はじめに

 薬害エイズ被害から約30年、血友病・HIV/HCV感染、その他の合併症など、複数の疾患による身体的負担や、精神的・社会的な影響を受け、その生活は脅かされてきました。
 近年、長期療養、高齢化により、その状況は深刻かつ複雑化しています。これまで家族の協力により生活をしていた方が、親御さんが高齢で支援を受けられない、またはその将来的な心配や不安をかかえているという声を聞くようになりました。病気をかかえながら安心して快適に生活するためには、まず、日常生活上の症状や障害の現状を明らかにし、必要としている具体的な支援サービスを検討することが不可欠です。しかし、皆さんが思っている以上に、日常生活上の症状や障害の現状は、本人以外からは把握されにくいという課題があります。これまで、支援者側のアプローチ不足により、その現状を知られることなく支援につながらないまま、様々な場面での不自由さを感じてこられた方がいると思います。
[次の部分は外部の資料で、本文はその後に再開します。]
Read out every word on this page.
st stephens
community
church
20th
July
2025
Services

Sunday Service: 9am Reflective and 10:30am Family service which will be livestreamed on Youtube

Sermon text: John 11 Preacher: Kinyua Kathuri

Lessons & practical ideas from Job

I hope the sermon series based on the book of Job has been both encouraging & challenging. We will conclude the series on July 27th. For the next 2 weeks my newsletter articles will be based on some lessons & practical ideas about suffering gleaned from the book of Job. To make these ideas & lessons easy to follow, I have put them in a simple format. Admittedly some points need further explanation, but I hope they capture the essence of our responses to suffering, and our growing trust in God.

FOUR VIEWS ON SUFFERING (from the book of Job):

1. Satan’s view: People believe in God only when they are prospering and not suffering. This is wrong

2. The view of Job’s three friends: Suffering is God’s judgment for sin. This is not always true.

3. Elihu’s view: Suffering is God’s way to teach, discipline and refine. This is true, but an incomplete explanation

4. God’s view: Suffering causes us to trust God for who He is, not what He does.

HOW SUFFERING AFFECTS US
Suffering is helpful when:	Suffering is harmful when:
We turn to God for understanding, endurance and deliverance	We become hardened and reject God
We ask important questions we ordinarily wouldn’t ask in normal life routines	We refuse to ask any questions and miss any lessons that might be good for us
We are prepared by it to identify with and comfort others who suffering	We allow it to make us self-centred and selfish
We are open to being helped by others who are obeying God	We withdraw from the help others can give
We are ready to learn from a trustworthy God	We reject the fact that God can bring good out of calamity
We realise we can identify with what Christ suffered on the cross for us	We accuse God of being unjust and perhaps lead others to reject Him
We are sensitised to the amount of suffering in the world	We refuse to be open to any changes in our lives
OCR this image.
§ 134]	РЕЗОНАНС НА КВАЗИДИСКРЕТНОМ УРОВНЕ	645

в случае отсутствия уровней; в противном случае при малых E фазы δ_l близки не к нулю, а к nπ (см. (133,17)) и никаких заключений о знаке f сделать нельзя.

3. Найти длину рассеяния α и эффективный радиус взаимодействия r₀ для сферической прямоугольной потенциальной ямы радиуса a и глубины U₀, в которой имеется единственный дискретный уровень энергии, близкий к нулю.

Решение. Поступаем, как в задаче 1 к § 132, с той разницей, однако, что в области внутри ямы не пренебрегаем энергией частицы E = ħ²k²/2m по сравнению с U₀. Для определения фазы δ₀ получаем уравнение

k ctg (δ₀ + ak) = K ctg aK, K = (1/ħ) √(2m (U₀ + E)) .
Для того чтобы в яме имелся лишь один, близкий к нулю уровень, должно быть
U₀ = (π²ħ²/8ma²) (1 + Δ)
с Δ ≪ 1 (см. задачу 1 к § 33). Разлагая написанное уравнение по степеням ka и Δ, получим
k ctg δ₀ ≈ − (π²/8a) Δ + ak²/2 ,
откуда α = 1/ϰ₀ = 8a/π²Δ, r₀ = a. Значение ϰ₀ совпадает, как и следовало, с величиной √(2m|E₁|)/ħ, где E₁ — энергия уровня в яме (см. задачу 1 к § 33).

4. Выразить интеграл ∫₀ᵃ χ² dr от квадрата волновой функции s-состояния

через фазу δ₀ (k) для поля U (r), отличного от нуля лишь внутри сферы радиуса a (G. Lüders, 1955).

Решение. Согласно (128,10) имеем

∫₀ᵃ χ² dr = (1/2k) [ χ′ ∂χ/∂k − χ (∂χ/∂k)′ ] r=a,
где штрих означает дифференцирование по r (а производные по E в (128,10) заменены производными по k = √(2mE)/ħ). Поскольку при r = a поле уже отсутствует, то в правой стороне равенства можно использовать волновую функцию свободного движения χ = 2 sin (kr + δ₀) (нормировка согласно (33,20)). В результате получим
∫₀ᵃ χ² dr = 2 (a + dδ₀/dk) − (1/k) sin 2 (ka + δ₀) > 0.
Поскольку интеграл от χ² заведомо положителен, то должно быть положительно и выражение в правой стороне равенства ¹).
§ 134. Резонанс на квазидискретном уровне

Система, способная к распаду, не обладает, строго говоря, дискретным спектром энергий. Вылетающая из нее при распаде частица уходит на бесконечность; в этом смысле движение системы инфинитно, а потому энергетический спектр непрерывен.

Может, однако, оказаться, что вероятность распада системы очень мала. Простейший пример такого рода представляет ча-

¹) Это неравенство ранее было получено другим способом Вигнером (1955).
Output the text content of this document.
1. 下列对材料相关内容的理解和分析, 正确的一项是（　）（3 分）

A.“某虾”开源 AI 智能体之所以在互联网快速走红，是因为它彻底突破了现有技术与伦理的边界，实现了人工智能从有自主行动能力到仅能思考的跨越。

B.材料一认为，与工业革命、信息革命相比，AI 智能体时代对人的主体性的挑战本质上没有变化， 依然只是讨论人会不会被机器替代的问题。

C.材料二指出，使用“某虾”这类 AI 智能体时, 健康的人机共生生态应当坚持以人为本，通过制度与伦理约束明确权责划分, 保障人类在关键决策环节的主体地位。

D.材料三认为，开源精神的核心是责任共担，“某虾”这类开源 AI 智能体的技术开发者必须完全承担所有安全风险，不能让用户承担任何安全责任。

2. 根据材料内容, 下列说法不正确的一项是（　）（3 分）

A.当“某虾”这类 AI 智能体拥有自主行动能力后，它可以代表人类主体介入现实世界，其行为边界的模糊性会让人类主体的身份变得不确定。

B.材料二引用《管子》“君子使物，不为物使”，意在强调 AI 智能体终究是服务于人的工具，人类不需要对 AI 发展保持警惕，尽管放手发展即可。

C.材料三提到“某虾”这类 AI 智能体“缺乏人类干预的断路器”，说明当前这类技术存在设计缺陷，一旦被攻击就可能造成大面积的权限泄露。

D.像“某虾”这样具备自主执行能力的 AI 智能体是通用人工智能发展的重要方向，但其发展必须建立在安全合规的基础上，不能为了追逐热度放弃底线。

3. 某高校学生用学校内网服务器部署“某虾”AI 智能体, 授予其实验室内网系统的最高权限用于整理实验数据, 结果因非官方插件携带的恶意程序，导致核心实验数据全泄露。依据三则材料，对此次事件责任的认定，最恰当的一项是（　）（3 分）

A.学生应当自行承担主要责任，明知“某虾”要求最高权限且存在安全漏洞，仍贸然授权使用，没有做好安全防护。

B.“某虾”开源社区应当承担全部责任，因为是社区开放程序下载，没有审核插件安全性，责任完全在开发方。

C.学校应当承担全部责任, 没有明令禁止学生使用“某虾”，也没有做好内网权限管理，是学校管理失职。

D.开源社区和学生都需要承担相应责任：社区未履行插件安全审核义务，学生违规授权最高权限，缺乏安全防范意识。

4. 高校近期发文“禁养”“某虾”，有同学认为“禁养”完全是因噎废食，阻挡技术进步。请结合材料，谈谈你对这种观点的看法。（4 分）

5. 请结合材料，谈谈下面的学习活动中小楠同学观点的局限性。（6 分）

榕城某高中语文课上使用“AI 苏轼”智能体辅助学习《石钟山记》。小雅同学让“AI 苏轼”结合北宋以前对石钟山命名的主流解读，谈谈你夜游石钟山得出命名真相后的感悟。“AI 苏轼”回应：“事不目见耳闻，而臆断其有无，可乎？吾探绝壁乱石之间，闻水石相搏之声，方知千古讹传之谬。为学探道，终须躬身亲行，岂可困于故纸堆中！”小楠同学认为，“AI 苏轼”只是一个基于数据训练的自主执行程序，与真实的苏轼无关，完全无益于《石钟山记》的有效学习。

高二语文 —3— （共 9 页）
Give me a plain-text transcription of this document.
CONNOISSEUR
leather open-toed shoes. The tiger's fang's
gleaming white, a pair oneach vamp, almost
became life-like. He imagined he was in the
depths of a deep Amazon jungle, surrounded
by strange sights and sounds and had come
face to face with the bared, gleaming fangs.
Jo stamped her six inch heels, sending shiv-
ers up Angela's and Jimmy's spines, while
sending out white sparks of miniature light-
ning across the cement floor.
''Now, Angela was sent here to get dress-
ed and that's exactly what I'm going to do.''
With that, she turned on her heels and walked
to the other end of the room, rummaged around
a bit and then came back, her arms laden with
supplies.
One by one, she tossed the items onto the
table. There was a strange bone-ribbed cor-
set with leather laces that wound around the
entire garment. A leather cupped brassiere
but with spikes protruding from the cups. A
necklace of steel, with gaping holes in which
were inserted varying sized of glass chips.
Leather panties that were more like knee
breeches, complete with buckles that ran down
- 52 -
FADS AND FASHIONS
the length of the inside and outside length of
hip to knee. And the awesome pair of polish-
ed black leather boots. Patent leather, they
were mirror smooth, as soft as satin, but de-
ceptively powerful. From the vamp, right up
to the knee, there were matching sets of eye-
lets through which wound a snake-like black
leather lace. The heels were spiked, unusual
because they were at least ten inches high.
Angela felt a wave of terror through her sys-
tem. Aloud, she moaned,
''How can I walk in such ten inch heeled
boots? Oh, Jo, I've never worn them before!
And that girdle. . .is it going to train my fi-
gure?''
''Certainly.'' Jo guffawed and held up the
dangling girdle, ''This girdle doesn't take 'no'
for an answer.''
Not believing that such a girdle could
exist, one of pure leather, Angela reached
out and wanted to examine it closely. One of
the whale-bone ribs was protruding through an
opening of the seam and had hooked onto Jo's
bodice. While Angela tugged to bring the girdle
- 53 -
 この度、長期療養、高齢化の対策も含め、支援者側と皆さんが十分話し合いながらQOLの向上を目指し、情報共有、問題点を明らかにしながら支援を検討する医療者向けアセスメントシートを作成しました。通院先のスタッフと一緒に継続的にご活用いただければ幸いです。
 また、皆さんが支援の受け手という立場だけではなく、主体的に医療や生活に向き合い、障害を少なく安心して過ごすための対策を自ら選択し実践できるような情報を冊子にまとめました。日々の生活に役立てていただくことを願っております。